Let's now plot how the weights of the network evolve over the simulation, and compare them with the desired goal, which is the PC obtained with the standard method in the previous section.

In [None]:
v_1 = pca.components_[0]
fig, axs = plt.subplots(2, figsize=(10, 10))
axs[0].set_title("Oja's rule vs. PCA", fontsize=18)
axs[0].plot(oja_network.weights_trace[0])
# We use the abs function, because the standard method can provide a vector v or
# v' pointing in the opposite direction. The sign is irrelevant in PCA, only the
# direction matters
axs[0].axhline(np.abs(v_1[0]), color="green")

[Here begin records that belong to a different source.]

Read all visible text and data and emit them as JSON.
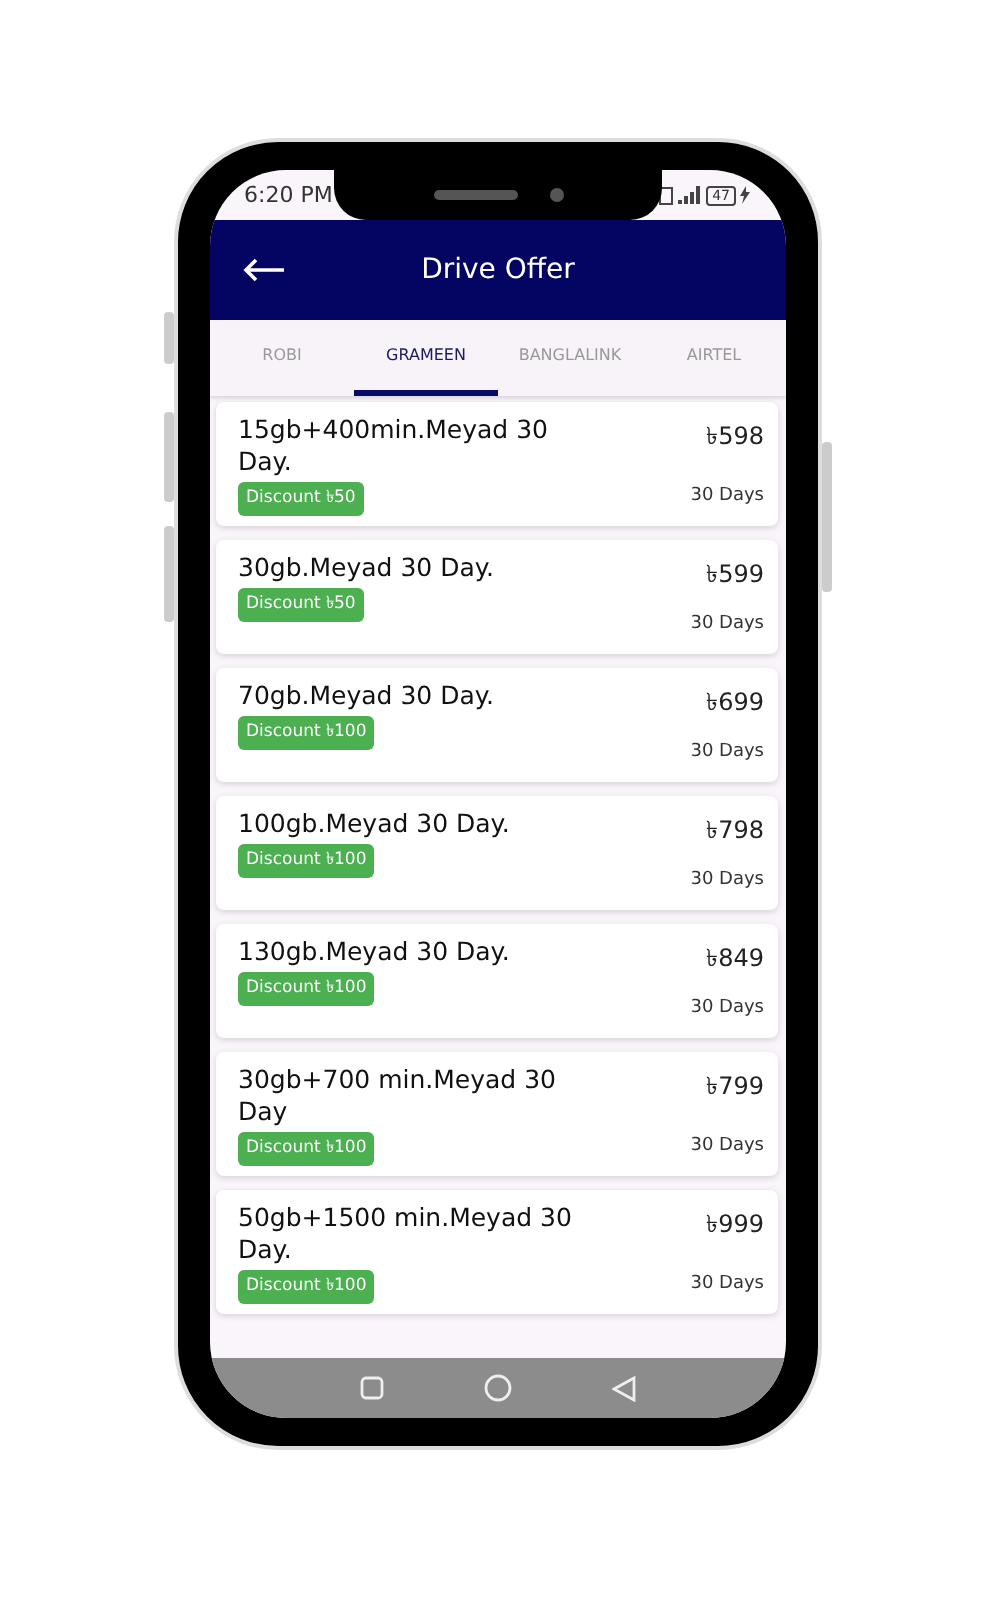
{
  "status_bar": {
    "time": "6:20 PM",
    "battery": "47"
  },
  "header": {
    "title": "Drive Offer"
  },
  "tabs": [
    {
      "label": "ROBI",
      "selected": false
    },
    {
      "label": "GRAMEEN",
      "selected": true
    },
    {
      "label": "BANGLALINK",
      "selected": false
    },
    {
      "label": "AIRTEL",
      "selected": false
    }
  ],
  "offers": [
    {
      "name": "15gb+400min.Meyad 30 Day.",
      "discount": "Discount ৳50",
      "price": "৳598",
      "validity": "30 Days"
    },
    {
      "name": "30gb.Meyad 30 Day.",
      "discount": "Discount ৳50",
      "price": "৳599",
      "validity": "30 Days"
    },
    {
      "name": "70gb.Meyad 30 Day.",
      "discount": "Discount ৳100",
      "price": "৳699",
      "validity": "30 Days"
    },
    {
      "name": "100gb.Meyad 30 Day.",
      "discount": "Discount ৳100",
      "price": "৳798",
      "validity": "30 Days"
    },
    {
      "name": "130gb.Meyad 30 Day.",
      "discount": "Discount ৳100",
      "price": "৳849",
      "validity": "30 Days"
    },
    {
      "name": "30gb+700 min.Meyad 30 Day",
      "discount": "Discount ৳100",
      "price": "৳799",
      "validity": "30 Days"
    },
    {
      "name": "50gb+1500 min.Meyad 30 Day.",
      "discount": "Discount ৳100",
      "price": "৳999",
      "validity": "30 Days"
    }
  ]
}
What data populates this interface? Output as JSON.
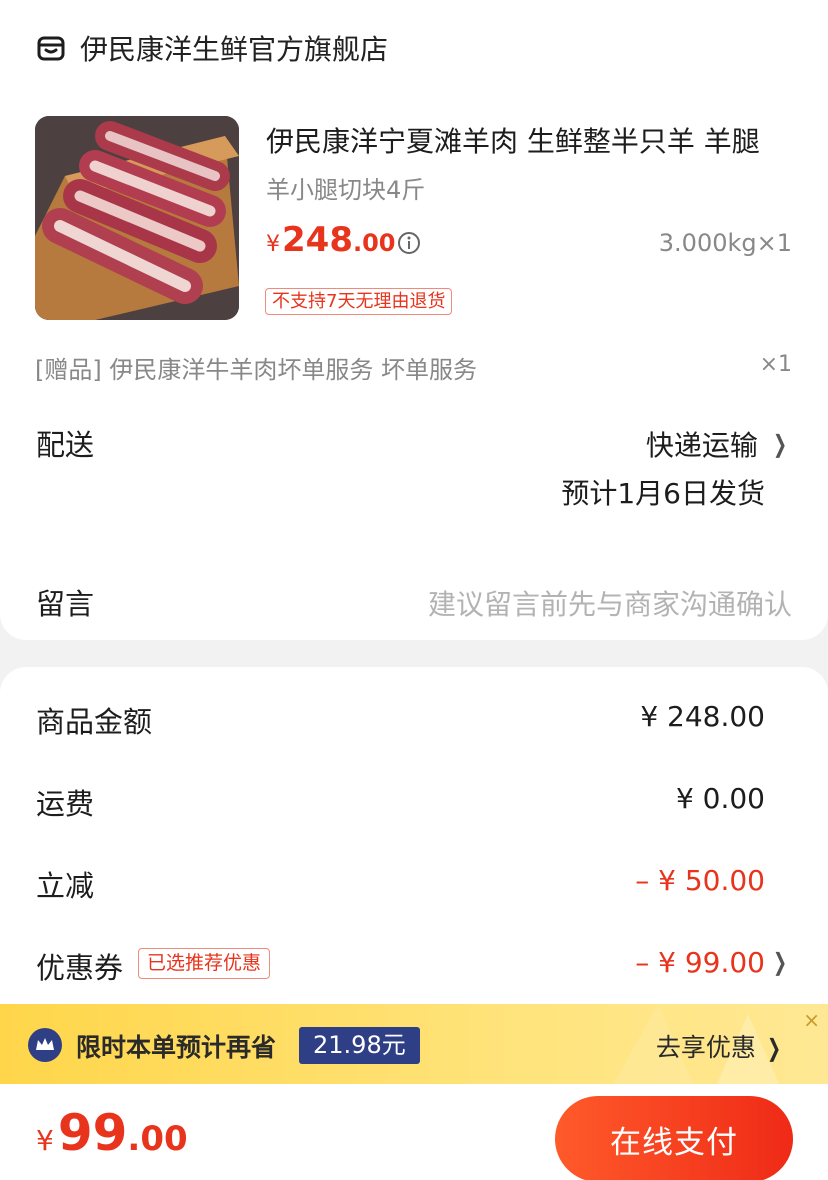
{
  "shop": {
    "name": "伊民康洋生鲜官方旗舰店",
    "icon": "store-icon"
  },
  "product": {
    "title": "伊民康洋宁夏滩羊肉 生鲜整半只羊 羊腿",
    "spec": "羊小腿切块4斤",
    "price_currency": "¥",
    "price_int": "248",
    "price_dec": ".00",
    "quantity": "3.000kg×1",
    "return_tag": "不支持7天无理由退货",
    "image_desc_icon": "lamb-shank-image"
  },
  "gift": {
    "text": "[赠品] 伊民康洋牛羊肉坏单服务 坏单服务",
    "qty": "×1"
  },
  "delivery": {
    "label": "配送",
    "method": "快递运输",
    "estimate": "预计1月6日发货"
  },
  "message": {
    "label": "留言",
    "placeholder": "建议留言前先与商家沟通确认"
  },
  "summary": {
    "goods_label": "商品金额",
    "goods_amount": "¥ 248.00",
    "shipping_label": "运费",
    "shipping_amount": "¥ 0.00",
    "discount_label": "立减",
    "discount_amount": "– ¥ 50.00",
    "coupon_label": "优惠券",
    "coupon_tag": "已选推荐优惠",
    "coupon_amount": "– ¥ 99.00"
  },
  "promo": {
    "text": "限时本单预计再省",
    "badge": "21.98元",
    "link": "去享优惠",
    "close": "×"
  },
  "footer": {
    "currency": "¥",
    "total_int": "99",
    "total_dec": ".00",
    "pay_label": "在线支付"
  },
  "colors": {
    "accent_red": "#e8341c",
    "promo_yellow": "#ffd64a",
    "badge_navy": "#2f3f86"
  }
}
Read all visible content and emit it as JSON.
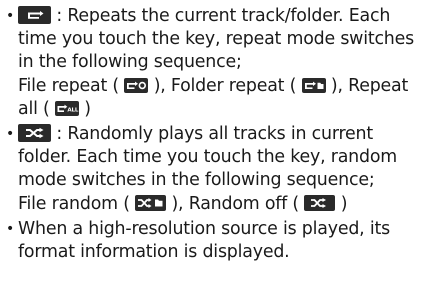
{
  "items": [
    {
      "lines": [
        {
          "after_key": " : Repeats the current track/folder. Each"
        },
        {
          "text": "time you touch the key, repeat mode switches"
        },
        {
          "text": "in the following sequence;"
        },
        {
          "seg1": "File repeat (",
          "seg2": "), Folder repeat (",
          "seg3": "), Repeat"
        },
        {
          "seg1": "all (",
          "seg2": ")"
        }
      ]
    },
    {
      "lines": [
        {
          "after_key": " : Randomly plays all tracks in current"
        },
        {
          "text": "folder. Each time you touch the key, random"
        },
        {
          "text": "mode switches in the following sequence;"
        },
        {
          "seg1": "File random (",
          "seg2": "), Random off (",
          "seg3": ")"
        }
      ]
    },
    {
      "lines": [
        {
          "text": "When a high-resolution source is played, its"
        },
        {
          "text": "format information is displayed."
        }
      ]
    }
  ],
  "bullet": "•",
  "icons": {
    "repeat_key": "repeat-icon",
    "file_repeat": "repeat-file-icon",
    "folder_repeat": "repeat-folder-icon",
    "repeat_all": "repeat-all-icon",
    "all_label": "ALL",
    "shuffle_key": "shuffle-icon",
    "file_random": "shuffle-folder-icon",
    "random_off": "shuffle-off-icon"
  },
  "colors": {
    "key_background": "#2a2a2a",
    "key_glyph": "#ffffff",
    "text": "#1a1a1a"
  }
}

axs[1].plot(oja_network.weights_trace[1])
axs[1].axhline(np.abs(v_1[1]), color="green")
axs[1].set_xlabel("Iteration Nº", fontsize=16)
plt.show()

# Open questions

* What happens if you modify the learning rate (self.alpha) dynamically? You can easily do this by setting ```dynamic_learning``` to True (remember to run the last three blocks of code after)
* What is the impact of the learning rate? Try using higher and smaller values of self.alpha and see how it affects the final outcome. Which changes in the initial weights, initial learning rate, and learning rate function can facilitate a faster convergence to the desired values? At what cost, or which prior information would we need for implementing this changes?
* Imagine that now you would like to obtain more than one principal component. How would you avoid all output neurons converging towards the main PC?